"I can smell Syria"

How would you choose to celebrate the end of your nearly 19 month hospital stay, your emigration to start a new life in another country and the departure from other war-wounded friends and comrades? 

How would you choose to celebrate the end of your nearly 19 month hospital stay, your emigration to start a new life in another country and the departure from other war-wounded friends and comrades? 

This now 15-year-old boy, lets call him Abdullah, lost his childhood and early adolescence when injured in Syria in 2013. His time in our hospital in Ar Ramtha was initially spent in recovery from extensive surgery to his leg. Further complicated by osteomyelitis (bone infection) and leg shortening he spent time in another MSF hospital in Amman before being transferred back to us to prepare for his departure.

None of these movements between hospitals and to other countries were simple. We take this so much for granted. But how can an unaccompanied minor and political refugee easily achieve any of these things?

Abdullah's story is complicated and well documented elsewhere but I shall tell you about his last few days with us.

“I want to go on a picnic” Abdullah told his favourite counsellor...” and I want to take x, y and z patients and a, b and c doctors and nurses...”  Oh that’s easy to arrange I hear you say, but consider that his favoured picnic pals are a paraplegic Palestinian and two bilateral amputees, one nine years old, the other a father of five!!

Our project coordinator worked tirelessly to gain permission with the local authorities for us to take this band of explorers out into the countryside one early evening before sunset. We were 12 in all and we bundled into our MSF ambulance and 4x4 and headed off with fizzy drinks, nuts & snacks and a blanket. Our navigator was one of the ward doctors who drove us off towards the border of Jordan with Syria.

“I can smell Syria” was the cry. Excited chatter and laughter mixed with slight anxiety for those who had not been out of hospital for months let alone being in spitting distance of their beloved Syria. A peaceful spot was found and we disembarked our unlikely band of revelers over road -side barriers onto the parched grass.  

It was interesting to watch their faces. There was huge emotion particularly for the older father as he sensed the proximity of his family only a few kilometers away yet impossible to reach. We munched on the goodies and perhaps each separately reflected on other picnics we had in quieter times. 

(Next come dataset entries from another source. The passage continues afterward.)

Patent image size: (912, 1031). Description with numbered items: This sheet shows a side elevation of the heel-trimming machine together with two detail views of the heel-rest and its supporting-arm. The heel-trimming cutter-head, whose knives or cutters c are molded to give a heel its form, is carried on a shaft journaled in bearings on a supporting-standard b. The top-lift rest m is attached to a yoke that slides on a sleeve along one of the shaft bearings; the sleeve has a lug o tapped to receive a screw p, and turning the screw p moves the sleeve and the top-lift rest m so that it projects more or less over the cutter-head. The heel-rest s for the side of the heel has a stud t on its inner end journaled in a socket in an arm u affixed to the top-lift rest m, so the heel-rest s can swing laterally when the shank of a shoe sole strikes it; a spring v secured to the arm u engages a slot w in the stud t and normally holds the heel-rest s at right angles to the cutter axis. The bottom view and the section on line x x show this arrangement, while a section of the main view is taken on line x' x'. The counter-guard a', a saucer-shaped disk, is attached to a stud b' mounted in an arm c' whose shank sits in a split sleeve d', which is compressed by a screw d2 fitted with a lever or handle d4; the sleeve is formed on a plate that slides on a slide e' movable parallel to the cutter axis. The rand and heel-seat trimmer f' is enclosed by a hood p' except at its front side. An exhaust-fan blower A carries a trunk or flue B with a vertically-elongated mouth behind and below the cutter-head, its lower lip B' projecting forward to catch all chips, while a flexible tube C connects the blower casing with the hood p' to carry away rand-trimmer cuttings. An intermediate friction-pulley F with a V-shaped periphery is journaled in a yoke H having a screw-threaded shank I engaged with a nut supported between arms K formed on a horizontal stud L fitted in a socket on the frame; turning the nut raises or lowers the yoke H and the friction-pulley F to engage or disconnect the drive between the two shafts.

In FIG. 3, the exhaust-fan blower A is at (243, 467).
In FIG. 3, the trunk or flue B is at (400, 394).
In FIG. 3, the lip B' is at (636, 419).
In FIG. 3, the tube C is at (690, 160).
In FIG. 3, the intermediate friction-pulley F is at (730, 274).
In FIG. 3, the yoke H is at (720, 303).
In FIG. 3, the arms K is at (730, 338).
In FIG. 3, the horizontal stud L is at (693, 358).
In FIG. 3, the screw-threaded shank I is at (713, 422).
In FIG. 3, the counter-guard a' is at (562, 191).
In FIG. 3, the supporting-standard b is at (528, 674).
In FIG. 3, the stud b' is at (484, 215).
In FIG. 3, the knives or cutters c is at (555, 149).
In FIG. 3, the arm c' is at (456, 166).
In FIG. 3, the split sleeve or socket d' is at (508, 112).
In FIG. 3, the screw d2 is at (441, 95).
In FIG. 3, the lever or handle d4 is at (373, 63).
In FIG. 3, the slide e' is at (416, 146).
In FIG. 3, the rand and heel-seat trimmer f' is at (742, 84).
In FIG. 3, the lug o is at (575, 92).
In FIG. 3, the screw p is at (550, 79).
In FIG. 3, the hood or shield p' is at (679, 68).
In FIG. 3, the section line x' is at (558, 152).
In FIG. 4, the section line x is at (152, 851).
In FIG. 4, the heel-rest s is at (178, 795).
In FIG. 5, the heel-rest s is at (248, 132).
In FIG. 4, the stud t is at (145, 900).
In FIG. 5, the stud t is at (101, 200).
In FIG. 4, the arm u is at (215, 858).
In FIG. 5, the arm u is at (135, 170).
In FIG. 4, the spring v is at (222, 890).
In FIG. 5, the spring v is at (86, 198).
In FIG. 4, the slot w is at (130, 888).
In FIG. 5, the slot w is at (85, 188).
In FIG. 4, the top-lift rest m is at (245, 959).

Those able, made escapes down the embankment and across a small ravine to ‘the other side’, picked flowers for us and returned triumphant. Too soon it was sun set and we made our way back to the hospital with wonderful memories of a stolen afternoon together. It’s something about sharing food together and sharing an experience. I have the pressed hibiscus flower in my diary, now devoid of scent, but it’s presence will evoke the experience of our time in the Jordanian hills. 

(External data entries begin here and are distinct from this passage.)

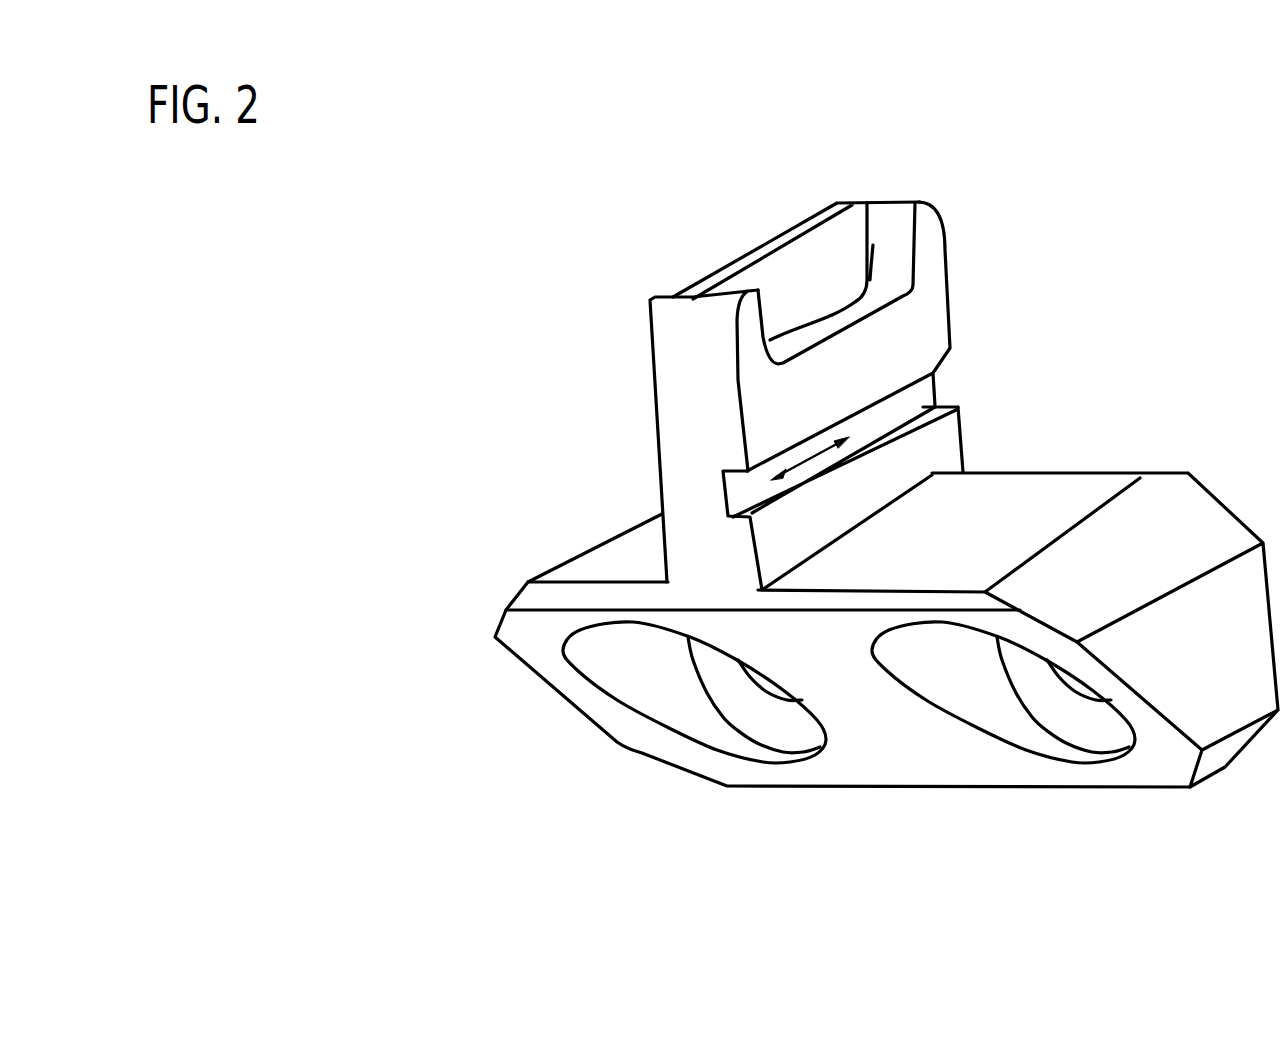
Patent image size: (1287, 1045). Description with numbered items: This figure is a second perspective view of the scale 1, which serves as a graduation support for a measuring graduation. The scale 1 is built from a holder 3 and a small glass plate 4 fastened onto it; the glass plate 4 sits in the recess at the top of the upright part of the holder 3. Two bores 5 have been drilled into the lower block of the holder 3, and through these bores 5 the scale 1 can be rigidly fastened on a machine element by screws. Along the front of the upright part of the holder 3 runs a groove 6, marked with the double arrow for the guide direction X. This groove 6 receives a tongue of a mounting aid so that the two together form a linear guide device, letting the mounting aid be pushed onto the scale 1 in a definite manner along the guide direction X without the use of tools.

The scale 1 is at (1008, 284).
The holder 3 is at (935, 258).
The small glass plate 4 is at (780, 283).
The bores 5 is at (735, 705).
The groove 6 is at (950, 380).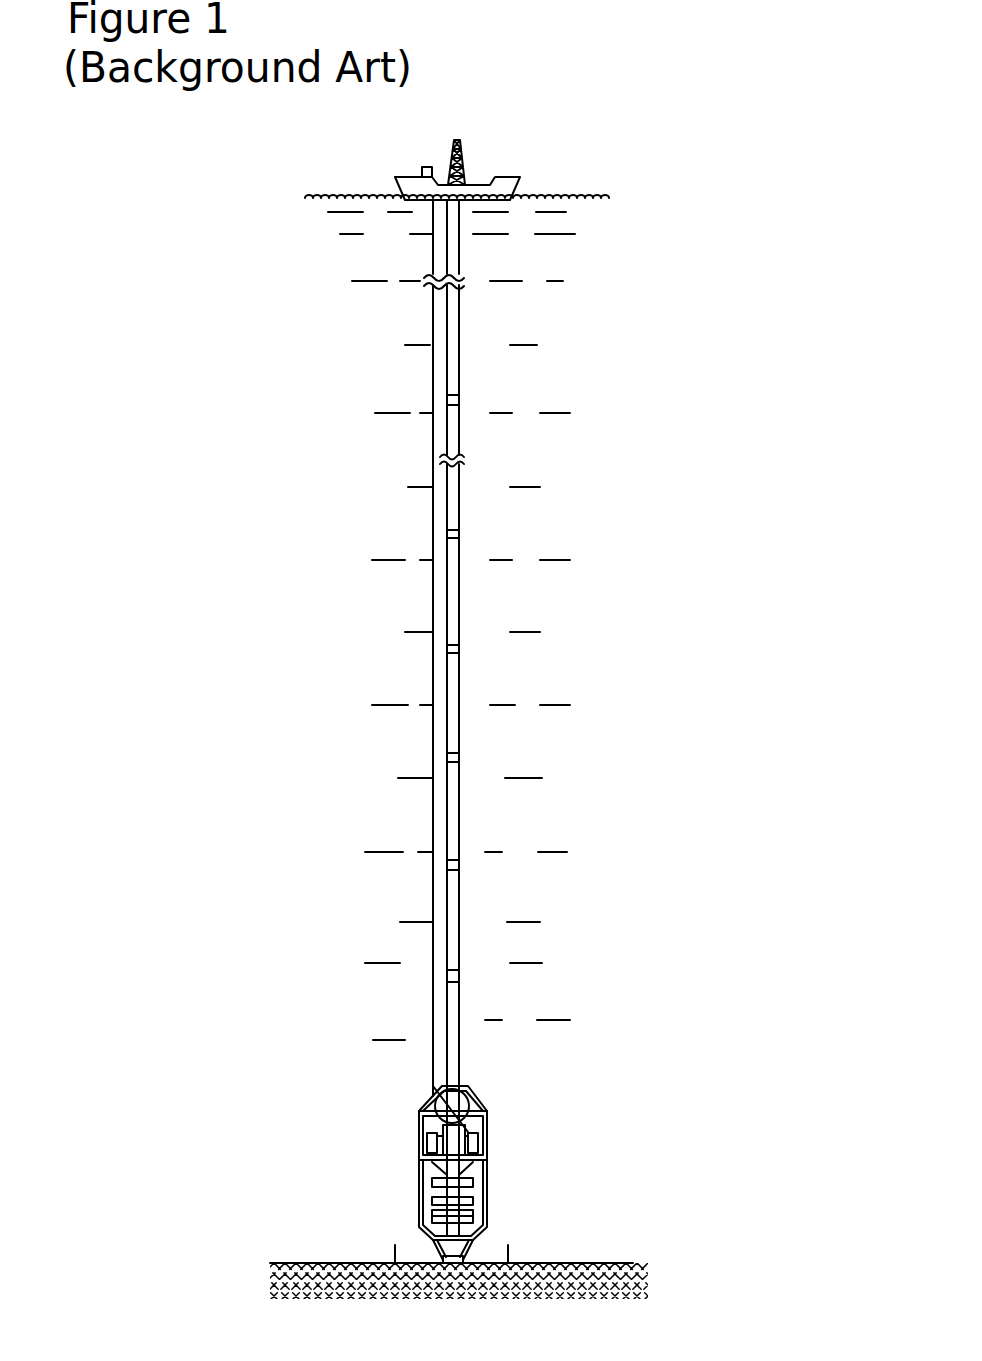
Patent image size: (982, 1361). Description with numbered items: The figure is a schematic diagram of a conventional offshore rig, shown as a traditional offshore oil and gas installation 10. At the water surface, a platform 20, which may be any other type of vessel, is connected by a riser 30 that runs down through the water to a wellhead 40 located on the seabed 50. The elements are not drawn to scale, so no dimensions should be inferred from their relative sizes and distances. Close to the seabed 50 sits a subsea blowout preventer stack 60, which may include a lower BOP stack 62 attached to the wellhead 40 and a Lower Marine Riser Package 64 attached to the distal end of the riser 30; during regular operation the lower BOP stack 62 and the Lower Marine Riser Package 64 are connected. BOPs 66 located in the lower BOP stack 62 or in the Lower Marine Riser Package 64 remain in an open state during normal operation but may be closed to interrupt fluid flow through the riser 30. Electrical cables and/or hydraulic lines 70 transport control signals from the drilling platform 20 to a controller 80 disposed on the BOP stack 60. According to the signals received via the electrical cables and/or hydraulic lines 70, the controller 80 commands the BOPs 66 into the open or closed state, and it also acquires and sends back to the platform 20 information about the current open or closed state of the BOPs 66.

The offshore oil and gas installation 10 is at (278, 147).
The platform 20 is at (508, 178).
The riser 30 is at (455, 958).
The electrical cables and/or hydraulic lines 70 is at (433, 733).
The Lower Marine Riser Package 64 is at (477, 1096).
The subsea blowout preventer stack 60 is at (430, 1140).
The controller 80 is at (473, 1138).
The lower BOP stack 62 is at (487, 1183).
The BOPs 66 is at (432, 1202).
The wellhead 40 is at (478, 1253).
The seabed 50 is at (580, 1263).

So, our reluctant teenager left us amid tears of sadness and joy at the airport and now we hear stories of Abdullah's new life and his continued medical needs and we wish him lots of luck.

Meanwhile the others keep smiling, occasionally crying and hoping for their own discharge back to their families.

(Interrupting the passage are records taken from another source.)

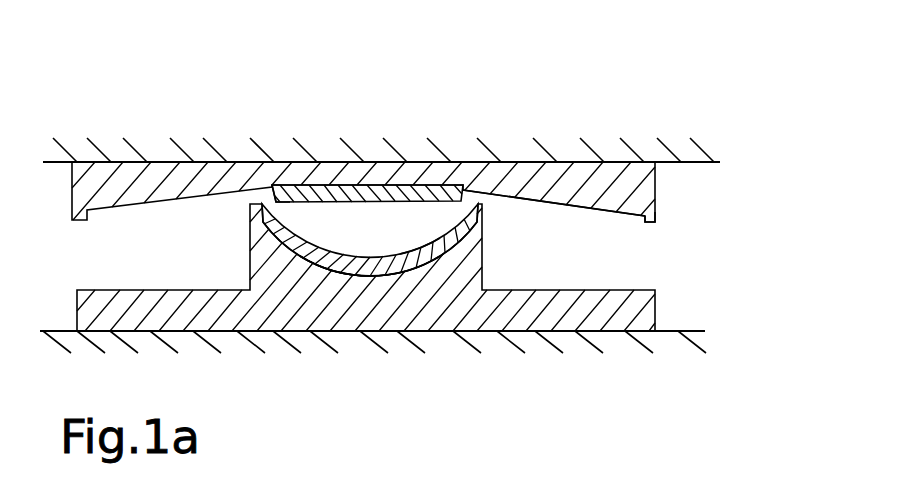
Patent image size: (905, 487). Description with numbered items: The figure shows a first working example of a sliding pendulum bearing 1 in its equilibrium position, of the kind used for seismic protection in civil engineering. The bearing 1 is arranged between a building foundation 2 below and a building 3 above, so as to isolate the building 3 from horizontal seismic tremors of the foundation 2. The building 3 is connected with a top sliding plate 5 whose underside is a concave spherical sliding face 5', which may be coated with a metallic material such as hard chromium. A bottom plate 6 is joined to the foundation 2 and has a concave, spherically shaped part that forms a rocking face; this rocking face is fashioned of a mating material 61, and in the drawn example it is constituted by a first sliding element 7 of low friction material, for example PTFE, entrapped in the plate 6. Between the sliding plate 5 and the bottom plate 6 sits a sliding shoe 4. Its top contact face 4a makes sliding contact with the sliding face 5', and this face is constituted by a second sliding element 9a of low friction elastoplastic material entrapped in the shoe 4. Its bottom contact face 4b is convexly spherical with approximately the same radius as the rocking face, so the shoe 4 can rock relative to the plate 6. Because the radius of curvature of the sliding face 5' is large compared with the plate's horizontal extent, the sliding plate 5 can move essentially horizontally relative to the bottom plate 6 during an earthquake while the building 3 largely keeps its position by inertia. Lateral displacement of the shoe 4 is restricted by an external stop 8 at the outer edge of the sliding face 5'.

The sliding pendulum bearing 1 is at (603, 80).
The building foundation 2 is at (673, 350).
The building 3 is at (677, 147).
The sliding shoe 4 is at (320, 223).
The top contact face 4a is at (437, 182).
The bottom contact face 4b is at (383, 263).
The top sliding plate 5 is at (357, 141).
The concave spherical sliding face 5' is at (554, 303).
The bottom plate 6 is at (345, 253).
The mating material 61 is at (422, 252).
The first sliding element 7 is at (348, 262).
The external stop 8 is at (650, 218).
The second sliding element 9a is at (278, 187).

But yesterday was fun. In our rehabilitation facility shared with Handicap International, it was Sports Day! Excited groups of patients and staff raced in wheel-chairs, threw balls, manoeuvered on new prostheses and squealed and shouted for their team. Who said competition was divisive?  I was sitting in a wheel chair, a plastic spoon in my mouth, a ping-pong ball balanced on that and my task was to negotiate the obstacles to get to the other side of the room and back without dropping the ball. Hilarious and humbling.  My ‘team’ won the race and we shared in the celebrations in whatever way we could. No translators needed for the expressions of joy and applause. The universal language of success.

Meanwhile of course, the patients keep arriving in our emergency department and we all do our best to intervene surgically, medically and psychologically to help.   

There has been a subtle change to the types and numbers of patients we are seeing with more brain and disfiguring maxillofacial injuries and fewer isolated open fractures. Unfortunately we are not equipped to manage neurosurgery here so this means further transfer to other hospitals.  

Some of our patients endure long journeys inside Syria before they reach us so it is tragic that they have to continue onward before they can have definitive surgery. Luckily, once stabilised and repaired we get them back again for their continued care and rehabilitation.

My time in Jordan with MSF will soon be over and I will be leaving. I am lucky to have the freedom to come and go, to choose where to have my picnics but I shall never forget my special afternoon out, shared with my colleagues and new friends here in Ramtha.


Patients' names have been changed to protect their privacy.